World food prices jumped nearly 13% in March to a new record high as the war in Ukraine caused turmoil in markets for staple grains and edible oils, the U.N. food agency said on Friday.
The Food and Agriculture Organization’s (FAO) food price index, which tracks the most globally traded food commodities, averaged 159.3 points last month versus an upwardly revised 141.4 for February.
The February figure was previously put at 140.7, which was a record at the time.
Russia and Ukraine are major exporters of wheat, corn, barley, and sunflower oil via the Black Sea, and Moscow’s six-week-old invasion of its neighbor has stalled Ukrainian exports.
The FAO last month said food and feed prices could rise by up to 20% as a result of the conflict in Ukraine, raising the risk of increased malnutrition.
The agency’s cereal price index climbed 17% in March to a record level while its vegetable oil index surged 23%, also registering its highest reading yet, FAO said.

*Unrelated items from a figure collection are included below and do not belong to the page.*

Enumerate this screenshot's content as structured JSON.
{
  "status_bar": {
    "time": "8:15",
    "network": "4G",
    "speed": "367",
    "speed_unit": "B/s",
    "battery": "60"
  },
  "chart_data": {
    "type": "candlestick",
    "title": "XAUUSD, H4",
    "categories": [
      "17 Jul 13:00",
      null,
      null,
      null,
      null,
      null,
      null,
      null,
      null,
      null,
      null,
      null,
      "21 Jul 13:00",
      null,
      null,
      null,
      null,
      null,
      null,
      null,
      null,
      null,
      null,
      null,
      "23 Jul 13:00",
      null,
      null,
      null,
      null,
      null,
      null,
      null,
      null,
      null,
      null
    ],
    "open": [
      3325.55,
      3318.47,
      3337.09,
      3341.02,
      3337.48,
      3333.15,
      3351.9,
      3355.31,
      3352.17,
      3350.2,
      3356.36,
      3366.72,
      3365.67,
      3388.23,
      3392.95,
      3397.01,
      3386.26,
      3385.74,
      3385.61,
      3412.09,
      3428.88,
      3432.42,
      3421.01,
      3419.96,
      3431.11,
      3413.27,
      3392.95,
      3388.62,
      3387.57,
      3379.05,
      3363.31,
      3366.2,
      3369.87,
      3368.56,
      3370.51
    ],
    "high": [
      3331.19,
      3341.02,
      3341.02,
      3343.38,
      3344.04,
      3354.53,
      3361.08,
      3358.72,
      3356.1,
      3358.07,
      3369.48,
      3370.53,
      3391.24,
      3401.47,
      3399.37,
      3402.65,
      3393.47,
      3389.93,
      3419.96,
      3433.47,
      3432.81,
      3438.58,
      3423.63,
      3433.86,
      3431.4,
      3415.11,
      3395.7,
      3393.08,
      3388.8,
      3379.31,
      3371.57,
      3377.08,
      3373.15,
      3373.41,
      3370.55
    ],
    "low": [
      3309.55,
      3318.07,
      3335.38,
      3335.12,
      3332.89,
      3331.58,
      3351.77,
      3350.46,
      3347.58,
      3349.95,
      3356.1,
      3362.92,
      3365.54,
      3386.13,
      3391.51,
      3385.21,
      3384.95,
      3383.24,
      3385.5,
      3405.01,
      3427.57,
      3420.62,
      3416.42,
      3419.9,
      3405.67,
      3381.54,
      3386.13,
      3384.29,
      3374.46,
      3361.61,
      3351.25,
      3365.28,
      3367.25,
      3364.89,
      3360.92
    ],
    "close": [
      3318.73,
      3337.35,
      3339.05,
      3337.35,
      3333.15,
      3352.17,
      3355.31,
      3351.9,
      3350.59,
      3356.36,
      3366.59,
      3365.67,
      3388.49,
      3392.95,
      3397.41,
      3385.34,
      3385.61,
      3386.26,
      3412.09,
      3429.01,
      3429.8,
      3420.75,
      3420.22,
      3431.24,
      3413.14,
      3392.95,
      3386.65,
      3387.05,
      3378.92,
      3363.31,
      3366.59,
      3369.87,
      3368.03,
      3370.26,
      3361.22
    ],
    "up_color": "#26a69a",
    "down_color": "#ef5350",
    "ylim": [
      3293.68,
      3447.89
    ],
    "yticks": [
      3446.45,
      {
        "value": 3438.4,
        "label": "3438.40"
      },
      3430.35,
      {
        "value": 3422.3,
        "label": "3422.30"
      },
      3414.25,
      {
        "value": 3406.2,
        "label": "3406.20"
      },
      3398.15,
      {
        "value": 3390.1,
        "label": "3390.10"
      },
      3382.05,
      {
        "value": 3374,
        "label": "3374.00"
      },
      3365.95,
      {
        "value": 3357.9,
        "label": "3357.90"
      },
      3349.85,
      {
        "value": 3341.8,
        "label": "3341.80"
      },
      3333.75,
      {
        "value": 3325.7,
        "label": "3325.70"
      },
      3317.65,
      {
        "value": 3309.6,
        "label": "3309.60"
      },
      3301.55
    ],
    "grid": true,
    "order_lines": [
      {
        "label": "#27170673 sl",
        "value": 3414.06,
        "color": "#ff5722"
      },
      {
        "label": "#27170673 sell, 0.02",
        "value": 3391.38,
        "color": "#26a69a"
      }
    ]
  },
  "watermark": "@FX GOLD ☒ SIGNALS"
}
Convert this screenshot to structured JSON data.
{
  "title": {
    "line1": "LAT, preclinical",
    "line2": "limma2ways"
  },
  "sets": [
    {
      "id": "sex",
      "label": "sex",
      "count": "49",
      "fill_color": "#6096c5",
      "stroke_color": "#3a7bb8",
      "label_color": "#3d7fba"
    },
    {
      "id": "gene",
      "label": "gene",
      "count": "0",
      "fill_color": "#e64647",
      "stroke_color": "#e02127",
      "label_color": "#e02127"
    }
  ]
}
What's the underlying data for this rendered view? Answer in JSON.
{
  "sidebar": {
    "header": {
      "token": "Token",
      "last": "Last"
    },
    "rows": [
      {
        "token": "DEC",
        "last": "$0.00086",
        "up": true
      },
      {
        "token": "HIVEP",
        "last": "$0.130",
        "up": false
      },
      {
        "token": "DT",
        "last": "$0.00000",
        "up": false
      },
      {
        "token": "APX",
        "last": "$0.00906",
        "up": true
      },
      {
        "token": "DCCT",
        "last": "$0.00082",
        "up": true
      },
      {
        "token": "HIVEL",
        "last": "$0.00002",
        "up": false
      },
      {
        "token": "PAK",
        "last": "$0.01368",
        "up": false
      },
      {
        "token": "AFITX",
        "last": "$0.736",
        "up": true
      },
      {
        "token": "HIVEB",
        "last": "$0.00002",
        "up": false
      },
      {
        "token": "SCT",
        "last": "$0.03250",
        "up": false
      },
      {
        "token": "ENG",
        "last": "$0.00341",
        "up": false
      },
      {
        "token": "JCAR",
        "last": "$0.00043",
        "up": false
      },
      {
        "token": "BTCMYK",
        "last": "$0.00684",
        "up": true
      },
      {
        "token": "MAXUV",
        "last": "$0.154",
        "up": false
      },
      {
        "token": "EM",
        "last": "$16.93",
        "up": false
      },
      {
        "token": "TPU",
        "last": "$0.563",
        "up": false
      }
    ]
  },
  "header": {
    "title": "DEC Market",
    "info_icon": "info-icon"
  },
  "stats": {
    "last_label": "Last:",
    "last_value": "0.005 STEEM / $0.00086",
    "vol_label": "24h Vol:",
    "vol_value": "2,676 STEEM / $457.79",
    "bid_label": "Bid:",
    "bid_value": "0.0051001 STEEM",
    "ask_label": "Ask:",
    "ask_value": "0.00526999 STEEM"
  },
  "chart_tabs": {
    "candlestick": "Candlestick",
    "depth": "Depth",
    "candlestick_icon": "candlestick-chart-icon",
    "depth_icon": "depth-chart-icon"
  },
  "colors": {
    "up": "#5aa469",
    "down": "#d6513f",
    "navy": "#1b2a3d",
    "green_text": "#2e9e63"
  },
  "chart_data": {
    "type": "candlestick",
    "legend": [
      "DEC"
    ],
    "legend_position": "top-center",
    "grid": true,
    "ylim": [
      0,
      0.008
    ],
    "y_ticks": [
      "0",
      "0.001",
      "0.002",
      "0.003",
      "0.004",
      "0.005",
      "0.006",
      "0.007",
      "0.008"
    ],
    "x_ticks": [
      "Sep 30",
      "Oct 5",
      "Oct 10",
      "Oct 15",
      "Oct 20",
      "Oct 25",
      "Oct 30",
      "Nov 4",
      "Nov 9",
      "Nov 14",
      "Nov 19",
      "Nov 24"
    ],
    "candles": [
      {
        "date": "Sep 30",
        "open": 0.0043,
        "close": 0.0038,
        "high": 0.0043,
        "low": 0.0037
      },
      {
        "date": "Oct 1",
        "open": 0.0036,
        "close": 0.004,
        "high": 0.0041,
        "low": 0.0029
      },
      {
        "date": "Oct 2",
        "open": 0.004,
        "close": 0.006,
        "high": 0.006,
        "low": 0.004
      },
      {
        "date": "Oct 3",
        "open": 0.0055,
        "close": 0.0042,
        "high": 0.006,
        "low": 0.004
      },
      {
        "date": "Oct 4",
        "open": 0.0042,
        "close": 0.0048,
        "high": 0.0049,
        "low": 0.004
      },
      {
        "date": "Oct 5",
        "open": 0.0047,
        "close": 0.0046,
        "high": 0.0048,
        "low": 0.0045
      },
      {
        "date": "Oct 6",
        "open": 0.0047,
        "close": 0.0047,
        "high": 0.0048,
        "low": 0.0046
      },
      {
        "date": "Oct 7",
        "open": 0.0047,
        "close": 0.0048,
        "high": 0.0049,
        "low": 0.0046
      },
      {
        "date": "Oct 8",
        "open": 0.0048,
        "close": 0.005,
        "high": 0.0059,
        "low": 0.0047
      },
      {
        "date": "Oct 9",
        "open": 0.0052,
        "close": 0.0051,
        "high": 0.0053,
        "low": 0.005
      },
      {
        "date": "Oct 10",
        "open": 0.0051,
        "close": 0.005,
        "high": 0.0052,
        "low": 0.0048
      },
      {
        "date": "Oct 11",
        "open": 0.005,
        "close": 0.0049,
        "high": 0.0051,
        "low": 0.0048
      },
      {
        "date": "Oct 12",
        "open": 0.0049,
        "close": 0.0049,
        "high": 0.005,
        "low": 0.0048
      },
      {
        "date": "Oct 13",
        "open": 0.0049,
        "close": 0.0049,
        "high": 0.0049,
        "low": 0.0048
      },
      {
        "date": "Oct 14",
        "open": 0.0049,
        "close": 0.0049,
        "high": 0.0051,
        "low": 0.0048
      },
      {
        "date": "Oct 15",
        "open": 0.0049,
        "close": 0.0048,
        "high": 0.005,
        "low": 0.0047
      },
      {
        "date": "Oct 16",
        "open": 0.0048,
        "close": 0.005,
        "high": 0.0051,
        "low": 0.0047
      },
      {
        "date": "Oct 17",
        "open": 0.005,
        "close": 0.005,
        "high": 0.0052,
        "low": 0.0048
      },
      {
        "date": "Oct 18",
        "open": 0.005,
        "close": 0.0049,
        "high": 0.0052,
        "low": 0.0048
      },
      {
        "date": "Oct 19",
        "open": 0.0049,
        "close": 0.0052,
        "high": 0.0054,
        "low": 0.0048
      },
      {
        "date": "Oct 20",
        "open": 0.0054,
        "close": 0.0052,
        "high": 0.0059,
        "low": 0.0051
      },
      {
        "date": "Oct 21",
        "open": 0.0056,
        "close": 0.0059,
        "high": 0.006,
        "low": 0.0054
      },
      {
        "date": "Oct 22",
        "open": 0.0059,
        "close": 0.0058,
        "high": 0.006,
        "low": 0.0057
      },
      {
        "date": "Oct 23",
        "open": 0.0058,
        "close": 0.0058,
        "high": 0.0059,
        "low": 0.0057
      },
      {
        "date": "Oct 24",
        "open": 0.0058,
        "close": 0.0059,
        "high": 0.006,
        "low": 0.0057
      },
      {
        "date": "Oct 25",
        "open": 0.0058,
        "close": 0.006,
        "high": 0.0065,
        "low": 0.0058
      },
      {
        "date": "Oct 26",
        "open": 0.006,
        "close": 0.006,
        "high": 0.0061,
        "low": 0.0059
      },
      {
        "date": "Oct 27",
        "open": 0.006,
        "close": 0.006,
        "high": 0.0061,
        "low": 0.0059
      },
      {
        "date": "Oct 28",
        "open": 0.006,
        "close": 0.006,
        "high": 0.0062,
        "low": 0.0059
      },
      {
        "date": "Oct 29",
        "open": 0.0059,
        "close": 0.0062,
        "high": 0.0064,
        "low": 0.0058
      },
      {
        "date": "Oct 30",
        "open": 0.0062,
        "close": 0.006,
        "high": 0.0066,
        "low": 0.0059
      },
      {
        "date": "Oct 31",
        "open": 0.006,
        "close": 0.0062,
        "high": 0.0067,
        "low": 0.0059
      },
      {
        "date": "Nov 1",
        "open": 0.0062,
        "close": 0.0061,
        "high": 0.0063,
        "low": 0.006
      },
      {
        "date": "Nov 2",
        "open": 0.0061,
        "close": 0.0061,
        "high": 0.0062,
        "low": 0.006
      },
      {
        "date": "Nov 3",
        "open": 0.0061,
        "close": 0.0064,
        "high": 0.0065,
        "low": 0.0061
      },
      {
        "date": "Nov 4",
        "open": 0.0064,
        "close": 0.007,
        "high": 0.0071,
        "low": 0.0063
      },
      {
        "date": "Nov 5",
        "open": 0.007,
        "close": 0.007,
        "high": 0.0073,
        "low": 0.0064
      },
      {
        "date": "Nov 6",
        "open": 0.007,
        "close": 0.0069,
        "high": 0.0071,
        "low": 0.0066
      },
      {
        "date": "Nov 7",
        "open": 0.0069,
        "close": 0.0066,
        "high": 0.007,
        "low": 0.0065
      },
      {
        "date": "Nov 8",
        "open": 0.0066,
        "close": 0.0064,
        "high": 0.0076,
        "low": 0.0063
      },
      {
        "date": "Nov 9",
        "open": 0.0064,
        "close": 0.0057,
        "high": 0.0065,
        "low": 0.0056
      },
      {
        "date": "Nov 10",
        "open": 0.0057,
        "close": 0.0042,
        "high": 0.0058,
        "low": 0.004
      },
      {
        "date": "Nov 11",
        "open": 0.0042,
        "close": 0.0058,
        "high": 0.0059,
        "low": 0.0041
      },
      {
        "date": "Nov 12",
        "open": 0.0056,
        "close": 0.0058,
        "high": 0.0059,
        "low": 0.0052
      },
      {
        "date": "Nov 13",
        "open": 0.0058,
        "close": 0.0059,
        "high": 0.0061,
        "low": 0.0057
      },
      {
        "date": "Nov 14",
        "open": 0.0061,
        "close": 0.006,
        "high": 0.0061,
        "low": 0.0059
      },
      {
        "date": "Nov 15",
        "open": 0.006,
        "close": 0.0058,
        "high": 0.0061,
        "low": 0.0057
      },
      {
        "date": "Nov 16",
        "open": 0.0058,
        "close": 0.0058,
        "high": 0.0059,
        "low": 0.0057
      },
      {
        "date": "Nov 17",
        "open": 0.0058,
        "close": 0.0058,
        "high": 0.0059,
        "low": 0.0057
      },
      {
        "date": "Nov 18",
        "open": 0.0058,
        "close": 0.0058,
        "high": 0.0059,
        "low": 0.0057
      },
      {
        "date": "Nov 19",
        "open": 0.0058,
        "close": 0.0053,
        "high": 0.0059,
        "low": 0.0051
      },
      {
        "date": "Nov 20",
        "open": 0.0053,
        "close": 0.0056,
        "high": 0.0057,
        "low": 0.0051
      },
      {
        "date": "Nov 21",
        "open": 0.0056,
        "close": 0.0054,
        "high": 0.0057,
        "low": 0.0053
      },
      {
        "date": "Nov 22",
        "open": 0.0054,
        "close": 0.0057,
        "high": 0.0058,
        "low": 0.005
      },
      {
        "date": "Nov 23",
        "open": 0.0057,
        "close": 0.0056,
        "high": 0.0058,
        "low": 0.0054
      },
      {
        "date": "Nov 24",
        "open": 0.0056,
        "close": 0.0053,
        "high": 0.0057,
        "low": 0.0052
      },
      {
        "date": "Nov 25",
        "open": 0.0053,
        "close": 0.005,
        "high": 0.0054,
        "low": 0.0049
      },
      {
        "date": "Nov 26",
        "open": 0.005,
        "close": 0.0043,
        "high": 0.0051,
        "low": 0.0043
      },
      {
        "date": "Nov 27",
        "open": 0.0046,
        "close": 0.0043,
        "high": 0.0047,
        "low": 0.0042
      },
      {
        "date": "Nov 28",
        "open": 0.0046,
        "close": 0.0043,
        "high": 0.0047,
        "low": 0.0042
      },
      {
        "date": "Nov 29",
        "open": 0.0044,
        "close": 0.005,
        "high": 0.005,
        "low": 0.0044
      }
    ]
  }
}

Disruption to supplies of crops from the Black Sea region has exacerbated price rises in food commodities, which were already running at 10-year highs in the FAO’s index before the war in Ukraine due to global harvest issues.
Sugar and dairy prices also rose sharply last month, the FAO said.
In separate cereal supply and demand estimates on Friday, the FAO cut its projection of world wheat production in 2022 to 784 million tonnes, from 790 million last month, as it factored in the possibility that at least 20% of Ukraine’s winter crop area would not be harvested.
The revised global wheat output estimate was nonetheless 1% above the previous year’s level, it said.
The agency lowered its projection of global cereals trade in the 2021/22 marketing year as increased exports from Argentina, India, the European Union, and the United States were expected to only offset some of the disruptions to Black Sea exports.
Total cereal trade in 2021/22 was revised down by 14.6 million tonnes from the previous monthly outlook to 469 million tonnes, now 2% below the 2020/21 level.
Projected world cereal stocks at the end of 2021/22 were revised up by 15 million tonnes to nearly 851 million tonnes, mainly because of expectations that export disruption will lead to bigger stockpiles in Ukraine and Russia, the FAO added.